The content that matters most statistically is not your adjective choice. It is the clarity: “I will be ranking [Program Name] as my first choice.”
Quantitative Reality Check: Where Your Time Actually Pays Off
A lot of applicants spend disproportionate energy tweaking this one email and far less time where the data shows clear returns.
Look at where the numbers are unambiguous:
- Submitting more applications (to a point) → clearly improves match probability
- Doing more practice interviews → improves perceived fit and rank position more than any email
- Ranking all programs where you would be willing to train instead of “all or nothing” gambles → increases overall match probability
Compare that to “top choice” emails:
| Category | Value |
|---|---|
| More Practice Interviews | 80 |
| Constructing Full Rank List | 70 |
| Top Choice Email | 15 |
Interpreting the values (approximate relative impact scale 0–100):
- Practicing interviews and improving performance has a large, multiplicative effect on how many programs rank you highly.
- Building a robust, honest rank list directly impacts where the algorithm can place you.
- A “top choice” email, even when well executed, is a marginal accessory move.
You should still play the accessory game.
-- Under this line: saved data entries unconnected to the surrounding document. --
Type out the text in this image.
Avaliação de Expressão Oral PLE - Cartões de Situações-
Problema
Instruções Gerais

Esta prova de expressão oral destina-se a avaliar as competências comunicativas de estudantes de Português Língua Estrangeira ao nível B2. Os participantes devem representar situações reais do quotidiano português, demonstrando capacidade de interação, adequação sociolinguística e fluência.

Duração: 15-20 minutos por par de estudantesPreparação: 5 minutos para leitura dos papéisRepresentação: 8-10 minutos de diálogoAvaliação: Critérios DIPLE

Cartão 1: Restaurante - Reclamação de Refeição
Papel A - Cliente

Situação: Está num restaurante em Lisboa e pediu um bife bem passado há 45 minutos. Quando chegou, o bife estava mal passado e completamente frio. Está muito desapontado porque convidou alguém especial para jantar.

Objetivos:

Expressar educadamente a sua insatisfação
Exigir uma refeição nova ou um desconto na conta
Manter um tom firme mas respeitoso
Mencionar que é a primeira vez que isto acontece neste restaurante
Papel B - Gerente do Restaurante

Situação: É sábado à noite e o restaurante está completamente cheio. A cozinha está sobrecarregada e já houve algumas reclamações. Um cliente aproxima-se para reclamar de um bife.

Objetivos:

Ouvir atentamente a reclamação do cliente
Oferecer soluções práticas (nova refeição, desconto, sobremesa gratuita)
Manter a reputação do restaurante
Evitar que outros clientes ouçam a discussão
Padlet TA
Just not at the expense of the main variables.
How to Write a Data-Consistent “Top Choice” Email
Briefly, the version that aligns with all of the above looks like this:
- One paragraph of specific appreciation: refer to faculty, residents, or features that distinguish them.
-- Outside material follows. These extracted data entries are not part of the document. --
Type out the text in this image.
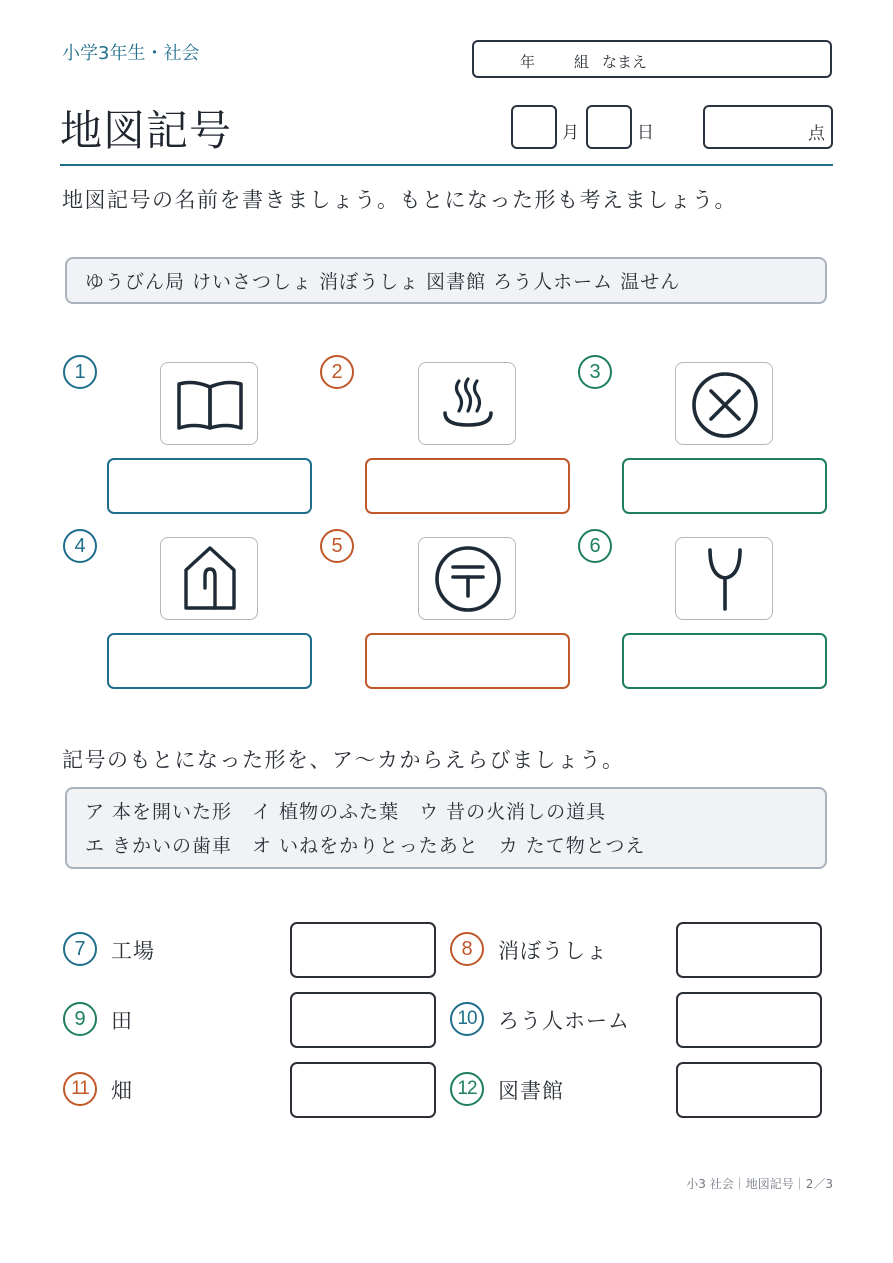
小学3年生・社会	年	組 なまえ
地図記号	月	日	点
地図記号の名前を書きましょう。もとになった形も考えましょう。
ゆうびん局 けいさつしょ 消ぼうしょ 図書館 ろう人ホーム 温せん
1	2	3
4	5	6
記号のもとになった形を、ア〜カからえらびましょう。
ア 本を開いた形　イ 植物のふた葉　ウ 昔の火消しの道具
エ きかいの歯車　オ いねをかりとったあと　カ たて物とつえ
7	工場	8	消ぼうしょ
9	田	10	ろう人ホーム
11	畑	12	図書館
小3 社会｜地図記号｜2／3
- One clear sentence of intent: “I will be ranking [Program] as my first choice.”
- One short closing that keeps the tone professional.
Length: 150–250 words. You are not writing a secondary essay. You are providing a clean input into their soft data column: “Level of expressed interest.”
The statistical logic is simple: their probability estimate that you will actually come if matched should go up slightly, and that sometimes gives you a small rank bump if all else is equal.
The Bottom Line: What the Data Actually Supports
Strip away the folklore and the Match horror stories, and you are left with this:
- Declaring a program your “top choice” by email can move you a few slots on some programs’ rank lists, especially small or yield-sensitive programs, but the effect on your personal match probability is usually modest—single to low double-digit percentage gains at best.
- The Match algorithm does not care about your emails. It only cares about rank lists. Your most powerful move is still to rank programs in your true order of preference and to rank enough of them.
- “Top choice” emails are a tactical refinement, not a strategic lever. Use them honestly, sparingly, and with clear intent—but do not confuse them with the factors that the data shows actually determine who matches where.